The approval queue page lists held elements pending approval. It shows held runs at all three scopes (step, job, workflow) — the Scope column carries a badge for each — and, for each, the per-clause progress — which clauses are satisfied and by whom, and how many remain (for example, leads ✓ · cto ✗ — 1/2). Each decision is attributed to the real approver. Approve and reject actions are available to users with the required permission; the run detail page shows who approved each clause.

A workflow-scoped row covers a whole workflow dispatch. One source of these is the private-registry install gate: when a workflow’s registries: / installEnv: names a reviewer-gated environment, the install gate pauses the whole dispatch as a held run (job id __install__<workflow>) until an approver releases it. Approving resumes the dispatch and lets its jobs run; rejecting cancels the run before any job starts. See Private registries.

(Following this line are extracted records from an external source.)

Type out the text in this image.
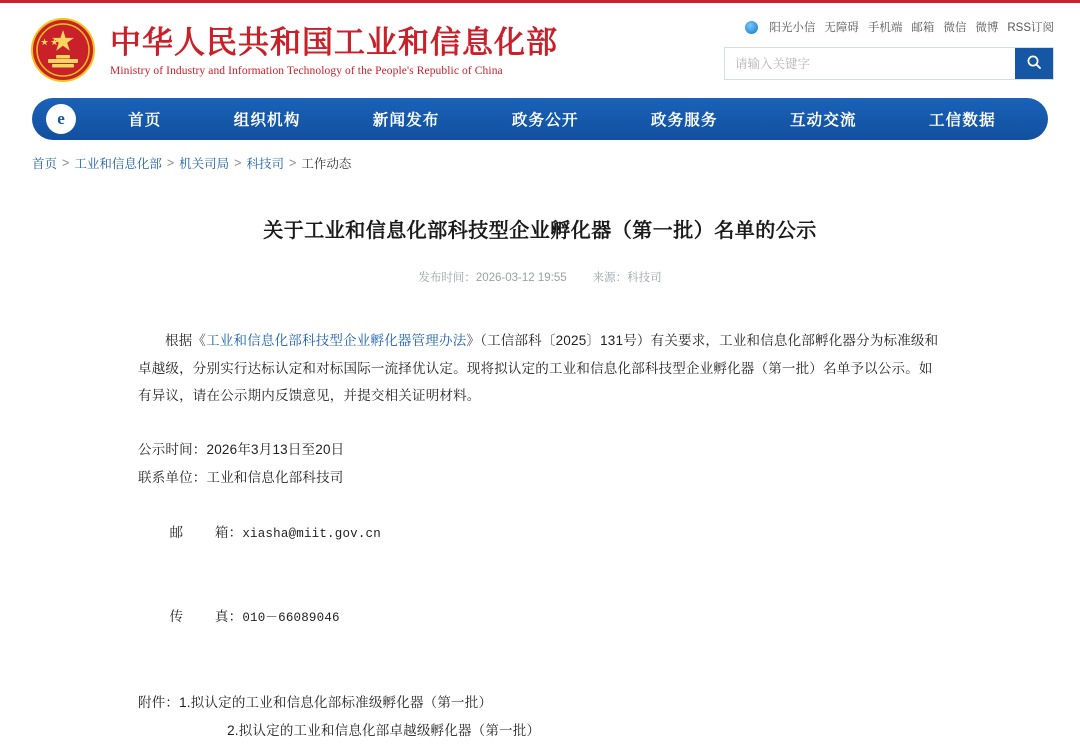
中华人民共和国工业和信息化部
Ministry of Industry and Information Technology of the People's Republic of China
阳光小信 无障碍 手机端 邮箱 微信 微博 RSS订阅
请输入关键字
e	首页	组织机构	新闻发布	政务公开	政务服务	互动交流	工信数据
首页 > 工业和信息化部 > 机关司局 > 科技司 > 工作动态
关于工业和信息化部科技型企业孵化器（第一批）名单的公示
发布时间：2026-03-12 19:55 来源：科技司
根据《工业和信息化部科技型企业孵化器管理办法》（工信部科〔2025〕131号）有关要求，工业和信息化部孵化器分为标准级和卓越级，分别实行达标认定和对标国际一流择优认定。现将拟认定的工业和信息化部科技型企业孵化器（第一批）名单予以公示。如有异议，请在公示期内反馈意见，并提交相关证明材料。
公示时间：2026年3月13日至20日
联系单位：工业和信息化部科技司

邮        箱：xiasha@miit.gov.cn

传        真：010－66089046

附件：1.拟认定的工业和信息化部标准级孵化器（第一批）
2.拟认定的工业和信息化部卓越级孵化器（第一批）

A held-for-approval status check is also posted back to the source provider for job- and workflow-level holds, naming the unsatisfied clauses. Step-level holds run inside the agent mid-job, so the provider check stays at job granularity.

A held element is released the same way regardless of whether it was held by an explicit requireApproval gate or a mandatory environment reviewer policy:

  • Dashboard — approve or reject from the approval queue.
  • kici approve / kici reject — the developer CLI, acting as the authenticated user. See kici approve.

Both paths run through the same eligibility check and the same resume logic: on full satisfaction the held element is re-dispatched (for a job or workflow) or unblocked (for a step); any single rejection fails the element and the run.

A step-level hold pauses a job mid-execution. To preserve the workspace and all prior-step state across the wait, the agent and its workspace stay live and occupied for the entire human wait — the agent keeps sending heartbeats so it is not reaped, but it cannot be reused for other work until the gate resolves.

Plan capacity accordingly:

  • Set a sane approval_expiry_seconds (or per-gate timeout) so an unanswered step gate cannot occupy an agent indefinitely.
  • Prefer job- or workflow-level gates when the approval does not need to land mid-job with prior-step state intact — those hold a held_runs row, not a live agent.
  • If many concurrent runs use step-level gates, size your agent pool to absorb the holds without starving normal dispatch.